İŞÇİ VE ÇİFTÇİ KİMSENİN AKLINA GELMİYOR

Türkiye nüfusunun yaklaşık yüzde 27’ si tarım sektöründedir.  İşçi nüfusu da yine 20 milyon kadardır. Yani nüfusumuzun yarıdan fazlası çiftçi ve işçilerden oluşuyor.

 

Buna karşılık, çiftçi ve işçinin Türkiye gündeminde yeri yok sayılacak kadar düşüktür.

 

İktidar partisi, çiftçi ve işçiyi unutmuş görünüyor. Başbakan, işadamlarıyla, işadamları dermekleri, örneğin TÜSİAD’ la, Ticaret ve Sanayi odaları ile sık sık bir araya geliyor. Onlarla şu veya bu şekilde diyaloga giriyor. Çiftçilere ise dertlerini ancak sokaklarda dile getiriyor… Ancak başbakan bunlara her zaman tepkili davranıyor.

 

Muhalefetin ısrarına rağmen AKP iktidarı bu güne kadar çalışanların sırtındaki istihdam vergilerini düşürmedi. Yalnızca işveren payını yüzde 5 düşürdü.
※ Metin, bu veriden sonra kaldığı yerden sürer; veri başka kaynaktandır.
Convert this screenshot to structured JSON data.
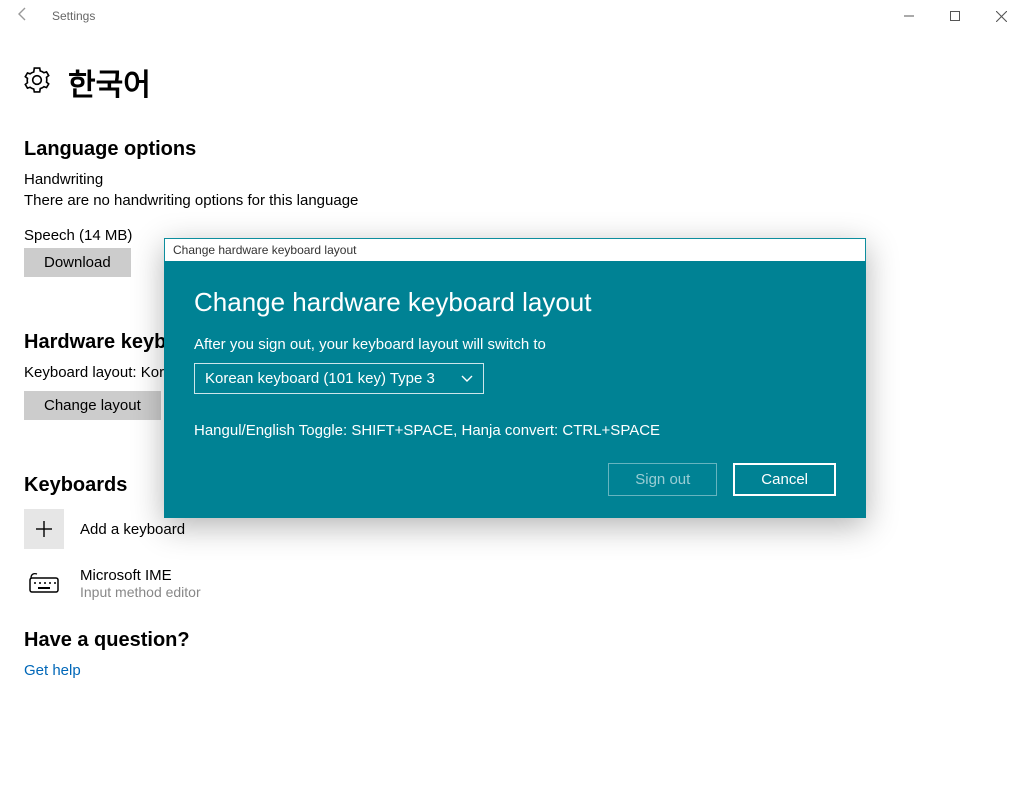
{
  "window": {
    "title": "Settings"
  },
  "page": {
    "title": "한국어"
  },
  "sections": {
    "languageOptions": {
      "heading": "Language options",
      "handwriting_label": "Handwriting",
      "handwriting_desc": "There are no handwriting options for this language",
      "speech_label": "Speech (14 MB)",
      "download_label": "Download"
    },
    "hardware": {
      "heading": "Hardware keyboard layout",
      "layout_label": "Keyboard layout:  Korean keyboard (101 key) Type 1",
      "change_label": "Change layout"
    },
    "keyboards": {
      "heading": "Keyboards",
      "add_label": "Add a keyboard",
      "ime_name": "Microsoft IME",
      "ime_sub": "Input method editor"
    },
    "help": {
      "heading": "Have a question?",
      "link": "Get help"
    }
  },
  "dialog": {
    "frame_title": "Change hardware keyboard layout",
    "heading": "Change hardware keyboard layout",
    "intro": "After you sign out, your keyboard layout will switch to",
    "selected": "Korean keyboard (101 key) Type 3",
    "hint": "Hangul/English Toggle: SHIFT+SPACE, Hanja convert: CTRL+SPACE",
    "signout": "Sign out",
    "cancel": "Cancel"
  }
}
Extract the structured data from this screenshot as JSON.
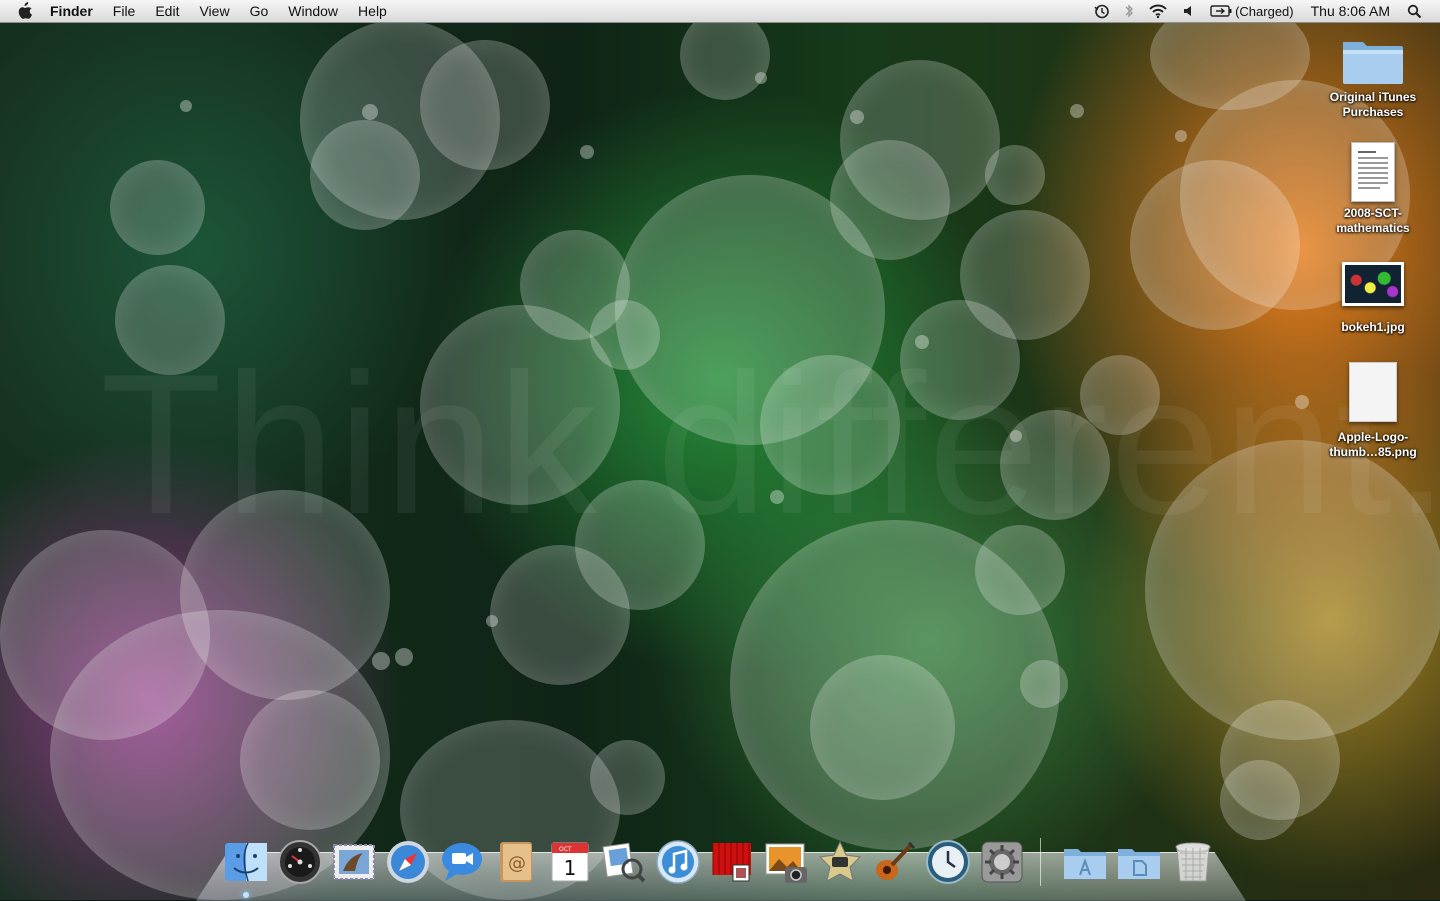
{
  "menubar": {
    "app_name": "Finder",
    "menus": [
      "File",
      "Edit",
      "View",
      "Go",
      "Window",
      "Help"
    ],
    "status": {
      "battery_text": "(Charged)",
      "clock": "Thu 8:06 AM"
    }
  },
  "wallpaper": {
    "tagline": "Think different."
  },
  "desktop_icons": [
    {
      "label_lines": [
        "Original iTunes",
        "Purchases"
      ],
      "icon": "folder-icon"
    },
    {
      "label_lines": [
        "2008-SCT-",
        "mathematics"
      ],
      "icon": "document-icon"
    },
    {
      "label_lines": [
        "bokeh1.jpg"
      ],
      "icon": "image-icon"
    },
    {
      "label_lines": [
        "Apple-Logo-",
        "thumb…85.png"
      ],
      "icon": "png-file-icon"
    }
  ],
  "dock": {
    "apps": [
      "finder-icon",
      "dashboard-icon",
      "mail-icon",
      "safari-icon",
      "ichat-icon",
      "address-book-icon",
      "ical-icon",
      "preview-icon",
      "itunes-icon",
      "front-row-icon",
      "iphoto-icon",
      "imovie-icon",
      "garageband-icon",
      "time-machine-icon",
      "system-preferences-icon"
    ],
    "calendar": {
      "month": "OCT",
      "day": "1"
    },
    "stacks": [
      "applications-stack-icon",
      "documents-stack-icon",
      "trash-icon"
    ]
  },
  "colors": {
    "menubar": "#e6e6e6",
    "folder_blue": "#8fb8dd"
  }
}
Oysaki İşveren işçiye vereceği ücreti tayin ederken, kendisine olan toplam maliyeti dikkate alıyor. İstihdam yükü düşerse, işçinin eline daha çok para geçecektir.

 

 

 

Genel sağlık sigortasının yalnızca adı genel sağlık sigortasıdır. Fiilen Parası olmayan işçi, köylü ve esnaf sağlık hizmeti alamıyor.

 

Siyasi iktidar, muhalefetin, ekonomik krizden dolayı mağdur olan işini kaybeden ve mağdur olan işçilere, imkan getirilsin diye verdiği kanun tekliflerini de sallıyor. Gündeme getirmiyor.

 

Medya için söylenecek tek söz ‘’hak getire‘’ sözüdür. Çünkü büyük medya hiçbir zaman işçi ve çiftçinin sorunlarını dikkate almıyor.

 

Merak ettim… Gazete tirajları sırasına beş büyük gazetenin ekonomi sayfalarına baktım… Hiç birinde işçi ve çiftçilerle ilgili hiçbir haber göremedim.

 

Örneğin, zaman gazetesinin ekonomi sayfalarında sırasıyla, şirket, konut şirketi, enerji, hazine ve özel sigorta haberleri vardı.

 

Hürriyet, her zamanki gibi IMF ile başlıyor… Sırasıyla, otomobil, şirket, Turizm, bir ABD fonu, bir işadamı ve özel sigorta haberleri ile bitiyordu.

 

Sabah gazetesi ise ilk 2 sayfada şirket haberleri ile başlıyor.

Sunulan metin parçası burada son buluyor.